The second door was a closet that smelled like mothballs. Everything inside it was covered with plastic bags.
The third door led to what looked like Gran’s room, and lots of plaid.
Behind the fourth door was a steep, narrow staircase. I climbed the stairs, my hands touching the walls on either side of me. There wasn’t a railing.
At the top of the stairs was a dusty attic. “Clutter” was the word that jumped into my head when I saw it. Light streamed in from two dirty windows at either end of the big slanty-roofed room, onto piles of dusty boxes and pieces of forgotten furniture: a broken rocking chair, an old sewing machine attached to a table, a light blue kitchen chair. I was pretty sure I wouldn’t find a phone up there, but I couldn’t help poking around anyway. It was interesting. We didn’t have an attic in Baltimore. When things took up too much space, we had a yard sale.
In one corner a plastic Christmas tree gathered dust. The lights were wired onto the branches, and old threads of silver tinsel clung to the needles. One old
candy cane hung from a spindly branch. Next to the tree was an old metal washtub full of moth-eaten linens and a wooden ironing board. Beside that was a box labeled ANNIE’S THINGS.
Along the sloping wall behind the washtub was a set of low shelves with a bunch of old boxes. They were all different. Some were metal, and some were wood. Some were painted bright colors, and some were falling apart. I could tell they were bread boxes because most of them were painted or stamped with the word “Bread.” I guess it was a collection, but it seemed weird to go to the trouble of collecting a bunch of stuff and then just stick it all in an attic.
I began opening the boxes. Some were rusted shut, and I had to really work to pry them open, but except for a few dead bugs and a lot of dust, each box I opened was empty.
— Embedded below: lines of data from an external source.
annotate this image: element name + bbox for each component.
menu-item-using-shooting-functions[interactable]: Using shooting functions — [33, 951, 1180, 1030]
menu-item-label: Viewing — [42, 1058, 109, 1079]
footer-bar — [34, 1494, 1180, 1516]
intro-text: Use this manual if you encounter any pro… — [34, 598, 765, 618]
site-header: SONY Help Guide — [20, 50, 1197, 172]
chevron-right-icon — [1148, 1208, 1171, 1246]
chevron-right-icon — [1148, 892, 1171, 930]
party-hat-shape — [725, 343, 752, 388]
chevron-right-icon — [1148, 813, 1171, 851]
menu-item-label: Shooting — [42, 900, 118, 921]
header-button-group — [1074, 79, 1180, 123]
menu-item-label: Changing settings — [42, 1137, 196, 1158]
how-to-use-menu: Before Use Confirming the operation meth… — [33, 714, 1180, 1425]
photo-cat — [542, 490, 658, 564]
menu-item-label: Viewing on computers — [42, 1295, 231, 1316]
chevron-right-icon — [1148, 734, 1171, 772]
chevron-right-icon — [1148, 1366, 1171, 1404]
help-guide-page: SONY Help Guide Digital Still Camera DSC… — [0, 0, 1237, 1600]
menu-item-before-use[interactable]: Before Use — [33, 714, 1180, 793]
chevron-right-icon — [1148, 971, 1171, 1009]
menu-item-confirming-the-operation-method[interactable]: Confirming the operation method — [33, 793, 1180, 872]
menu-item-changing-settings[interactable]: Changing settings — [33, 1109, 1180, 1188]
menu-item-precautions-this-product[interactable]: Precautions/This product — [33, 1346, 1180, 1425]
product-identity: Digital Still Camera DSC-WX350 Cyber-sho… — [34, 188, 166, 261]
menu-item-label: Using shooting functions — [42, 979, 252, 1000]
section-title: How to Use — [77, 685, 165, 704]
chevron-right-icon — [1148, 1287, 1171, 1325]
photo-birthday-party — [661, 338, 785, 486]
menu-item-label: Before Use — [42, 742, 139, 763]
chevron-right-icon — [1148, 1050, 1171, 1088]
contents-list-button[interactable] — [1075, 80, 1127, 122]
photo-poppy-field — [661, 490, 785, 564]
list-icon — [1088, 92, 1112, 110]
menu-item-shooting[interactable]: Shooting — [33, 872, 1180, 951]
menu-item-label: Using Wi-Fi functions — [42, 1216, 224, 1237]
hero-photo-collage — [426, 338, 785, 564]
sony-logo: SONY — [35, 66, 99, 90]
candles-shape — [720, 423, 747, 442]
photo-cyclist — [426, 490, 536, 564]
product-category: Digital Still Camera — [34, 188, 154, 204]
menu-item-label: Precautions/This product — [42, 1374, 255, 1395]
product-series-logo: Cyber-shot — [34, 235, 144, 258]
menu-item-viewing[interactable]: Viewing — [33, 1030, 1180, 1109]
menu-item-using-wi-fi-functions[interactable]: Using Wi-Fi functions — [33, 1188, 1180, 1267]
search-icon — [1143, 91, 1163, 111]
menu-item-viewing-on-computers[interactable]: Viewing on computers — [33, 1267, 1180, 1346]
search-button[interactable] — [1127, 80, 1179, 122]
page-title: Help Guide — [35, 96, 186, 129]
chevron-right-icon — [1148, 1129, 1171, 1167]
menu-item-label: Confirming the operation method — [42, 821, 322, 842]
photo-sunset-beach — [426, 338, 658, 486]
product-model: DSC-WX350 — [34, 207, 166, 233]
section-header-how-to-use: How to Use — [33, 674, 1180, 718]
I lost interest and sat down in the tub of dingy linens. It was comfortable, and I decided not to go back downstairs for a while. Let them wonder where I was!
I sat like that and thought about how Dad would come and rescue me. I made it into a little movie in my head. I pictured him driving up to the house. I pictured myself carrying Lew down the steps. I pictured Mom, wringing her hands on the steps, calling after us. I pictured us driving away.
Then it occurred to me that we’d taken the car when we left, so with his cab totaled, there was no way for Dad to drive anywhere. The movie in my head faded, and I sneezed from the dust.
I wondered how long it would be before someone found me in the attic. Eventually either Mom or Gran was sure to come looking. I wouldn’t need to eat for hours, after all those pancakes, but how long could I last in a dirty attic with nothing to do? I wished I’d grabbed one of the paperbacks from the bookshelf in the room downstairs.
“What am I going to do with myself up here?” I asked a scratched oil painting of a girl sitting on a footstool in an old-fashioned red dress, holding a book. A little brass plate on the frame read “Molly Moran.”
“I wish I had a book,” I said to Molly.
Molly stared back at me, with eyes so dark they were almost black. Her face was pale and thin, framed by brown curls. She looked sad. But of course she didn’t answer me, so I got out of the washtub and pawed around in the boxes some more, looking for anything that might keep me busy. Maybe I’d come across an old puzzle, a pad of paper and a pencil, anything. It seemed strange that with all the other junk in the attic, there weren’t any books, or even a stack of old National Geographics.